Hem Ergenekon hem Balyoz davalarından yargılananlar da vardı;
bunlardan biri de Deniz Kurmay Albay Dursun
Çiçek’ti… Kumpas davalarında en uzun tutuklu kalan asker
olarak kayıtlara geçti!..
Ancak onu kamuoyu “İrticayla Mücadele Eylem Planı”

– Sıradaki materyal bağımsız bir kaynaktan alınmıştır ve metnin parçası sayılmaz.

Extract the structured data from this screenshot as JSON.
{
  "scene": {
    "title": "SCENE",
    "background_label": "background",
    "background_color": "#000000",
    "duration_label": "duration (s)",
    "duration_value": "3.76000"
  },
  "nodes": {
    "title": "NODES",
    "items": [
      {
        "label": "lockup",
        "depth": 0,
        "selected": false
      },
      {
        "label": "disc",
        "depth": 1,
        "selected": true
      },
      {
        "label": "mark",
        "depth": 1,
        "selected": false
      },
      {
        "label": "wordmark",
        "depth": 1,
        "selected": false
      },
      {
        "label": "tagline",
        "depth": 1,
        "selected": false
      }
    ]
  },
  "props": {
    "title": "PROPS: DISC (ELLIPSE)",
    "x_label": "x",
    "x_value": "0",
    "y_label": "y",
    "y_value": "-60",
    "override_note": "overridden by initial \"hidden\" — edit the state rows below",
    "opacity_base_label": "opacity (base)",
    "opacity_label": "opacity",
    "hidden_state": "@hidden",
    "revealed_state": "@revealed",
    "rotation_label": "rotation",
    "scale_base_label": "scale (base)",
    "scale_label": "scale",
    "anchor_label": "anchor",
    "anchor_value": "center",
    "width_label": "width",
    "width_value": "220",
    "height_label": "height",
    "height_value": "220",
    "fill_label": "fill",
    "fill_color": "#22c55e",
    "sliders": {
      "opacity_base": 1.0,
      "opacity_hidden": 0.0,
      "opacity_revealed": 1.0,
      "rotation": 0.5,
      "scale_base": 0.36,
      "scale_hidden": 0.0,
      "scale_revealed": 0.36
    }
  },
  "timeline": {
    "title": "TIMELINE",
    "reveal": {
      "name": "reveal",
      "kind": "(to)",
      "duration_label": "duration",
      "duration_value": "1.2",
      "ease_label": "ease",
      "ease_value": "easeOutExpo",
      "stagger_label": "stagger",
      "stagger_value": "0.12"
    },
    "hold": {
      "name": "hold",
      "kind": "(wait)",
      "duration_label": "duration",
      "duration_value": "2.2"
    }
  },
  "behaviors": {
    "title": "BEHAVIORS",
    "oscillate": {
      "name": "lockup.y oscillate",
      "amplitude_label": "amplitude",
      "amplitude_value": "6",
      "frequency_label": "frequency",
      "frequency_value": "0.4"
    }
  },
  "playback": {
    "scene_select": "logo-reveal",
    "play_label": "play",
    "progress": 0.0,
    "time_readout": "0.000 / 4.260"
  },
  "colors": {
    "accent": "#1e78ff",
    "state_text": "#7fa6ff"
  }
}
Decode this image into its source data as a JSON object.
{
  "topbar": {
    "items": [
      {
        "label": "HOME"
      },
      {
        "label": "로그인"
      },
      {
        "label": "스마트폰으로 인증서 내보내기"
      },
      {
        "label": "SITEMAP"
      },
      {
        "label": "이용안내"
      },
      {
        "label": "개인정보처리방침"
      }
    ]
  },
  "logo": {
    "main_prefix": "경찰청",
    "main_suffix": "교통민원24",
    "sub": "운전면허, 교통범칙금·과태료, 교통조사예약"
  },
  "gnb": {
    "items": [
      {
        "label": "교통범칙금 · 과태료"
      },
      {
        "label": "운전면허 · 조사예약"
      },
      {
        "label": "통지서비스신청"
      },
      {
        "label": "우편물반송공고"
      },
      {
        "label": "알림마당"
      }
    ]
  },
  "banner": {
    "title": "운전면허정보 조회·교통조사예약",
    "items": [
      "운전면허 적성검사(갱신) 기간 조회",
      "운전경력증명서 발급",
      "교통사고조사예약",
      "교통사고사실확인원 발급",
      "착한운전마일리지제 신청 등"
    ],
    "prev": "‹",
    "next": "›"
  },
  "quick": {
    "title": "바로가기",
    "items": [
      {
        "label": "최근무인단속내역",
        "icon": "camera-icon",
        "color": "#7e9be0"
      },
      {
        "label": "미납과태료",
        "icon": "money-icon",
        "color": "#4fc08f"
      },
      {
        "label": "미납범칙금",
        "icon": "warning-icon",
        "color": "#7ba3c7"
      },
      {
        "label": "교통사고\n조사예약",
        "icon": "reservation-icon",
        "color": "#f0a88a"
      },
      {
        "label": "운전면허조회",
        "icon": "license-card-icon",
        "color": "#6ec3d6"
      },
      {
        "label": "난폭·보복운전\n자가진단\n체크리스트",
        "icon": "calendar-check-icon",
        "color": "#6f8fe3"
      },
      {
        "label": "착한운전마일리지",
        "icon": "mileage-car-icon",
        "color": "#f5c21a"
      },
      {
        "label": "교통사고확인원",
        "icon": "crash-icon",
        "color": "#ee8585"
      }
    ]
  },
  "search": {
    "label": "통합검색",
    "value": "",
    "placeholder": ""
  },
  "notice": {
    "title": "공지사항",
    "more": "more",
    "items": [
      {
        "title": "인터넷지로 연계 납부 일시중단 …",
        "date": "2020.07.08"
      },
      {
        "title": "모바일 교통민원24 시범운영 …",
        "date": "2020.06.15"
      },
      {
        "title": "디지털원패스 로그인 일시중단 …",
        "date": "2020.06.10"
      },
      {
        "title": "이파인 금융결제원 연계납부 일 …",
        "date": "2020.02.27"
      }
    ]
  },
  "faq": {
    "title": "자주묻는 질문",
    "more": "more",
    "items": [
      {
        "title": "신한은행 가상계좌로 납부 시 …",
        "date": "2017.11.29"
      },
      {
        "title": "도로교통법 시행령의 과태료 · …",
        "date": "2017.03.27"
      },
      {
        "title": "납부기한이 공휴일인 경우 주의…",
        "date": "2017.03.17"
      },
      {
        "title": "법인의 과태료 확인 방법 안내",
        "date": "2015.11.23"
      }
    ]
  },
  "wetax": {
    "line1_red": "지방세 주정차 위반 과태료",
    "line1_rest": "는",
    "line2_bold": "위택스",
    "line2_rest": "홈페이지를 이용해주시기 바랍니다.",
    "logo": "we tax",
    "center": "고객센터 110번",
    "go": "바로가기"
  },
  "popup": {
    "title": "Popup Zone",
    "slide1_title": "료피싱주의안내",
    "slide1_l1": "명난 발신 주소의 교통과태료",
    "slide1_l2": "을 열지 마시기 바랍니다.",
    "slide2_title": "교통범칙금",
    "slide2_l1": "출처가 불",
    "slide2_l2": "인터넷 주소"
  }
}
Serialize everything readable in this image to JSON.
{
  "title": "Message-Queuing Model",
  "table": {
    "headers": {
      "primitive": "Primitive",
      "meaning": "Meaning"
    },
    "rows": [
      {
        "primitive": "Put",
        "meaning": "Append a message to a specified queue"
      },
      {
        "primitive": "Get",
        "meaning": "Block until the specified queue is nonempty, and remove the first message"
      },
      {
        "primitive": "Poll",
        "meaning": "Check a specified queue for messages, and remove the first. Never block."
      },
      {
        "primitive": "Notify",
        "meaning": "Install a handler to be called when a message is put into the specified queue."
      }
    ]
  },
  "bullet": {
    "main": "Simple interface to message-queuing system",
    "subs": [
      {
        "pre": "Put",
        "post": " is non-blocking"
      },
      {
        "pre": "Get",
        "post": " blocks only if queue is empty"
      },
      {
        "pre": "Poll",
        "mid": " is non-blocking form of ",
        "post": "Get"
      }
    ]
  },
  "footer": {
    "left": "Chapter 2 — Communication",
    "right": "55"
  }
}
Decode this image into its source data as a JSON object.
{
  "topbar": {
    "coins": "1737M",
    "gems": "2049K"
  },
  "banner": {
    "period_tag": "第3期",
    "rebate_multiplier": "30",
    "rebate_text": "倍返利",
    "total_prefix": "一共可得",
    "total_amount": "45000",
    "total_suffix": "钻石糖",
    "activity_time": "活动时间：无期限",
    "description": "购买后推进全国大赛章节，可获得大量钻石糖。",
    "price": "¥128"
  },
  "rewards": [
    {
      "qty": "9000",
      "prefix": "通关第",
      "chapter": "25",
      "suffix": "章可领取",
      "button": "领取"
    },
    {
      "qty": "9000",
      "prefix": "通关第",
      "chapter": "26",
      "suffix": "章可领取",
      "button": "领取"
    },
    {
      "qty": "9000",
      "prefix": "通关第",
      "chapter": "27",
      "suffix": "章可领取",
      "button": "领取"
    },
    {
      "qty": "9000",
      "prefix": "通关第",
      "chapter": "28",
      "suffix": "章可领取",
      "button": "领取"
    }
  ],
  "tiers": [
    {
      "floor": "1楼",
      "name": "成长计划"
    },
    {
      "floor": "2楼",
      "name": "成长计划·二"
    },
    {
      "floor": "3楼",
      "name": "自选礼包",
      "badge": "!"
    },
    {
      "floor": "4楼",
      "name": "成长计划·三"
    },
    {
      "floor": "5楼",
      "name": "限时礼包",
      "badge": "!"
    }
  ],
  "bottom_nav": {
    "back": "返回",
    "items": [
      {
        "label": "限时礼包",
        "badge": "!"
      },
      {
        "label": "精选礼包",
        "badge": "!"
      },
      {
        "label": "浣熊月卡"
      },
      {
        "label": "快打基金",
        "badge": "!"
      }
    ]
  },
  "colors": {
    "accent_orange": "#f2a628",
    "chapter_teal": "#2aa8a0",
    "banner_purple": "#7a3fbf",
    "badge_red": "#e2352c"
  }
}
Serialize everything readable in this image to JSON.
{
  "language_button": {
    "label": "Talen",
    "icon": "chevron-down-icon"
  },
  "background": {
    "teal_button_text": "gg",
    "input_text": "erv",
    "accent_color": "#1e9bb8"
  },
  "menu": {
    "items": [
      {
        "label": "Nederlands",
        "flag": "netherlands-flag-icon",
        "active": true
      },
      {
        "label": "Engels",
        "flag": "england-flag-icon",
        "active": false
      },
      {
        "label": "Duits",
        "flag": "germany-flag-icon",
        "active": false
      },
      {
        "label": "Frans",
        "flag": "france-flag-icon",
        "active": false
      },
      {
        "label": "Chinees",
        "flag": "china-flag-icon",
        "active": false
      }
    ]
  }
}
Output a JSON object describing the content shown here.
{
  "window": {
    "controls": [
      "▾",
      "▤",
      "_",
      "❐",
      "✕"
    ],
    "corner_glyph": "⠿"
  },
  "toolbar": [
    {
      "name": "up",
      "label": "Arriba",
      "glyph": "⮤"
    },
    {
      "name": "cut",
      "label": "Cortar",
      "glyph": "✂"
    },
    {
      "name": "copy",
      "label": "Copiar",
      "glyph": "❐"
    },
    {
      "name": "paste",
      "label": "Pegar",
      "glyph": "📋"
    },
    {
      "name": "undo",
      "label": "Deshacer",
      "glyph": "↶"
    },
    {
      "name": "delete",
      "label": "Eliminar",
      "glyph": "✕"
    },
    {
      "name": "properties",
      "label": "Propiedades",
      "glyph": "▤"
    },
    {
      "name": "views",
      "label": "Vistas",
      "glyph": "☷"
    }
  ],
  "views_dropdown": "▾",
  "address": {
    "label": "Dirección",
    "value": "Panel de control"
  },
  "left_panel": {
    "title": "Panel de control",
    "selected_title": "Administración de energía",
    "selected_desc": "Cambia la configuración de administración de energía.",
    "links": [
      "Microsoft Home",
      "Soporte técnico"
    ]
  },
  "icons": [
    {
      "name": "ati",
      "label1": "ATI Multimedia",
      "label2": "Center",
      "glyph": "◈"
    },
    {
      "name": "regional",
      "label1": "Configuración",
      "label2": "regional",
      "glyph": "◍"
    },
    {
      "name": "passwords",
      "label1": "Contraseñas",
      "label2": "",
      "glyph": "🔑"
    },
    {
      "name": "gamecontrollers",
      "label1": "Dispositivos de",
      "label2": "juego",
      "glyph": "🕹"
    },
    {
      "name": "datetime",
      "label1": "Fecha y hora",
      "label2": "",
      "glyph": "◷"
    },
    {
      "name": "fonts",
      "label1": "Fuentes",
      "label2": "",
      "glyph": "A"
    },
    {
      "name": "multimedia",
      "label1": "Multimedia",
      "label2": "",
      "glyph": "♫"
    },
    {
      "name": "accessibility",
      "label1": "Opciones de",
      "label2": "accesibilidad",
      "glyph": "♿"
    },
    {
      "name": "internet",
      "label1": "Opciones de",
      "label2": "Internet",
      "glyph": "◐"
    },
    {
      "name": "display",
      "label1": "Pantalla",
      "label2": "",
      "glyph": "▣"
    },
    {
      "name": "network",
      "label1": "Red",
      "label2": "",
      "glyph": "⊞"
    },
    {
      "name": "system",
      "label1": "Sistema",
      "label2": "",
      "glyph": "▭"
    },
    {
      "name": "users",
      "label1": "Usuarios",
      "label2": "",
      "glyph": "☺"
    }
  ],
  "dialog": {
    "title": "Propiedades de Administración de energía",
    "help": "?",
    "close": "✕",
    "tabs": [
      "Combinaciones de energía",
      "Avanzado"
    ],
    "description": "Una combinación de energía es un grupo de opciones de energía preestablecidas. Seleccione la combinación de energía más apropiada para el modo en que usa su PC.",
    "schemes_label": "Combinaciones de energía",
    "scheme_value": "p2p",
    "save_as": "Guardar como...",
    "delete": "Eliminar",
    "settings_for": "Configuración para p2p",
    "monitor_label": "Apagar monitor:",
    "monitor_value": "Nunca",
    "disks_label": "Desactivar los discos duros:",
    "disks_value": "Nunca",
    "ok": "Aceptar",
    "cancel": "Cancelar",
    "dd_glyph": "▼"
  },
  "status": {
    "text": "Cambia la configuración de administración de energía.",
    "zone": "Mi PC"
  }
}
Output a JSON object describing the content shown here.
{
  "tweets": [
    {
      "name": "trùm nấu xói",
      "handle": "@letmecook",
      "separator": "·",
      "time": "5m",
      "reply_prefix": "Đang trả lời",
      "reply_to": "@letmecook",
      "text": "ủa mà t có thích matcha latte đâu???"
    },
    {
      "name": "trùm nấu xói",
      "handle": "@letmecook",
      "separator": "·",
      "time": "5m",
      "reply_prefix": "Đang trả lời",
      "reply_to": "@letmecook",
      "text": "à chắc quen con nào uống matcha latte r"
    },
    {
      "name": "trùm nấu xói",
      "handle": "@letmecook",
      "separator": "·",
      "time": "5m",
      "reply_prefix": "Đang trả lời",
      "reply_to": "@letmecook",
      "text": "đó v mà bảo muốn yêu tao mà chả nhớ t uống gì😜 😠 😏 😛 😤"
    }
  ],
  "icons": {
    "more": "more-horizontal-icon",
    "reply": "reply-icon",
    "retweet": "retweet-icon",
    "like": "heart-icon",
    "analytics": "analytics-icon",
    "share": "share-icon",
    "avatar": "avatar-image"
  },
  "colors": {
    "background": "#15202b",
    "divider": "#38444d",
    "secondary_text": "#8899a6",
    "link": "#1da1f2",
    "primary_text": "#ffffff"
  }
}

başlıklı belgenin altında bulunan ve ona ait olduğu iddia edilen
“Islak İmza” tartışması nedeniyle tanıdı!.. Defalarca bilirkişi
önüne giden, Dursun Çiçek’in kesin bir dille reddettiği imza, 5
Şubat 2010 günü Adli Tıp Genel Kurulu 4’e karşı 7 oyla
“İmza Çiçek’e aittir” kararı verince tutuklandı ve
Ergenekon iddianamesinde ağırlaştırılmış müebbet hapis cezası
istendi!..
Çiçek, her iki davadan tam 1515 gün hapis yattı!.. Sonunda tüm
davaların kumpas olduğu, Dursun Çiçek’in imzasının kopyalanarak bir
makine marifetiyle FETÖ müritleri tarafından ıslak imza haline
çevrildiği ortaya çıktı!..
-Bir Kurmay Albay, büyük emek verdiği mesleğinden alçakça
koparılmış ve boş yere 4 küsur yıl zindanda tutsak edilmişti… Tıpkı
diğer yüzlerce yurtsever gibi!..
Dursun Çiçek, serbest
kaldıktan sonra siyasete atıldı… Şu anda CHP’den İstanbul
Milletvekili olarak parlamentoda…
Zamanın Adalet Bakanı Mehmet Ali Şahin, suikasttan yalnızca 3 saat sonra şu gizemli açıklamayı yapmıştı:
–Bekleyin ve hazırlıklı olun. Sürprizlere şaşıracaksınız. Gladio tipi bir yapılanma var!..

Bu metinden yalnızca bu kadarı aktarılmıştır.